Крымские истории
Шрифт:
Так и жизнь проходит.
Оглянешься – а времени на слова уже нет, осталось только на молитву.
Грустно очень…
***
МИТРИДАТ
Мне вспомнилось это необычное и таинственно-красивое место по двум обстоятельствам:
Первое – самая чистая юношеская любовь, Люся Гнесина. Миниатюрная, маленькая девочка, кукла, ангел – не знаю, с кем ещё сравнить.
Оправдывая фамилию – неплохо играла, на мой взгляд на рояле, но были очень маленькие руки и она не могла достать нужную клавишу своим изящным, почти детским мизинцем.
Чего
Было трогательно и жалко смотреть на это милое божество, у которого при этом из глаз текли слёзы, ручьём.
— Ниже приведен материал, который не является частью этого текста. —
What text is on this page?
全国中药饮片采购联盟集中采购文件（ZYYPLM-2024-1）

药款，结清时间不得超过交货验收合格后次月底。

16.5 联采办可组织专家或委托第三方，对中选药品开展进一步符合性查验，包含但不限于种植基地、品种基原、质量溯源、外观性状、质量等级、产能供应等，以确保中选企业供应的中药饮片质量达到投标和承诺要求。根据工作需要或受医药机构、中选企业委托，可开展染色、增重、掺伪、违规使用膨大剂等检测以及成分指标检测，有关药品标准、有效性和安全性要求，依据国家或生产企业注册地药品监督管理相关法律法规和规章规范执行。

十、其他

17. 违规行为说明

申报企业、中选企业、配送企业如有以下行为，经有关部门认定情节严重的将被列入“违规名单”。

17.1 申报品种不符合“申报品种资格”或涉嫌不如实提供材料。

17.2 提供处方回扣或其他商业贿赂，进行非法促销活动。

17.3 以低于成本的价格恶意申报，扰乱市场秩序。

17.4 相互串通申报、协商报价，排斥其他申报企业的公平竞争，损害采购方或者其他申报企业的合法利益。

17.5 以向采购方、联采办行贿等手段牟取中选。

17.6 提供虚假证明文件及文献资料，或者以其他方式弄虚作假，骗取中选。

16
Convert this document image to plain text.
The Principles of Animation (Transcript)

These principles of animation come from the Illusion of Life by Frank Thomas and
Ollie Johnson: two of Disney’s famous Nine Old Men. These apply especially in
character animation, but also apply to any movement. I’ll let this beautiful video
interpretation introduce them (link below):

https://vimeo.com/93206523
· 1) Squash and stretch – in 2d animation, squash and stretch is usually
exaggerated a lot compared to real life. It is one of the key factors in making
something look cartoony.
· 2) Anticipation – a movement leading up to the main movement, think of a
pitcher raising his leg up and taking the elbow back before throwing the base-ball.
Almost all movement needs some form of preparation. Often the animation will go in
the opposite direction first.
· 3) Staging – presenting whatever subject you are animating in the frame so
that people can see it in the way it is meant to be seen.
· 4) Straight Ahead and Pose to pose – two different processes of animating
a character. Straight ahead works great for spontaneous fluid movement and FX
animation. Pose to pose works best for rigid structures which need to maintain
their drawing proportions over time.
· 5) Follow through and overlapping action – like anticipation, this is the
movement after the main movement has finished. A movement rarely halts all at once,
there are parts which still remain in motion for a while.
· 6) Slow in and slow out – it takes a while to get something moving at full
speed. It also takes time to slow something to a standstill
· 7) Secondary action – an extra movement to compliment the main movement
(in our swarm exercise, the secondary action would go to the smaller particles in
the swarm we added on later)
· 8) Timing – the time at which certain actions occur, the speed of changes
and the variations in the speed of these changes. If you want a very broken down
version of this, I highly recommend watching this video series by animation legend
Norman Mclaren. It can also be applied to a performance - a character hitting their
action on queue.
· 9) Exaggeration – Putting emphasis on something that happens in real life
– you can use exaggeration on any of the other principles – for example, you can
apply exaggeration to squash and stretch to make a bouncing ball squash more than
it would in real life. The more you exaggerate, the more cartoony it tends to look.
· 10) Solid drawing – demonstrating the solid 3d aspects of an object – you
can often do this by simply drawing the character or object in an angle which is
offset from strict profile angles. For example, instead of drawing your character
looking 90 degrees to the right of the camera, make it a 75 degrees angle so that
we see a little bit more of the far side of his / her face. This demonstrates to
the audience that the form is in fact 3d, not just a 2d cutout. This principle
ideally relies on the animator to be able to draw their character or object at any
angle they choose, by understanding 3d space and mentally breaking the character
Ей было просто больно.
Я писал ей трогательные стихи-признания и норовил, каждый день, их передавать через приятелей.
И, о, женское коварство, узнал, что ей симпатичен другой мальчик, забыл уже его фамилию, цыганковатый, с искривлённым носом, даже рот как-то был у него перекошен и непропорционален и звали его Владимиром.
Но у сердца свои законы и я даже не знаю – за что я был отвергнут, хотя мои стихи ею принимались и не возвращались обратно.
Помню, как страдал и переживал. А она, продолжая какую-то странную игру со мной – и не бросала окончательно, и не приближала меня к себе. Единственный раз мы даже целовались, она была опытнее меня и искушённее, я же – и подумать не мог о таком счастье.
Не знаю, где она и что с ней с той поры. Но помню хорошо, как она на КВН, где я был капитаном команды, мне аккомпонировала, а я пел песню о том, что «…самое синее в мире – Чёрное море моё».
И поднимаясь сегодня по священным ступеням Митридата, я с тихой грустью вспоминаю эту девочку, побудившую в моём сердце первое детско-юношеское чувство, ходил ведь уже в восьмой класс в ту пору и желаю ей только добра.
А второе воспоминание, которое у меня побудил Митридат, уже просто анекдотическое.
Я – курсант третьего курса военного училища, на стажировке в Керченском батальоне.
Обстановка – самая прекрасная. Доверие к нам, с Витей Катренко, моим сокурсником было самое высокое со стороны офицеров батальона, его командира-фронтовика подполковника Романова.
Мудрый был человек. Опытный, душевный, но и до предела странный.
Каждое утро, с булкой хлеба под мышкой, в семейных трусах, со щепотью соли, с пистолетом «ТТ» и патронами к нему, шёл он на грядку с помидорами. А их там росло просто море.
Он съедал эту булку хлеба с помидорами, которые густо присоливал и стрелял по камням и банкам.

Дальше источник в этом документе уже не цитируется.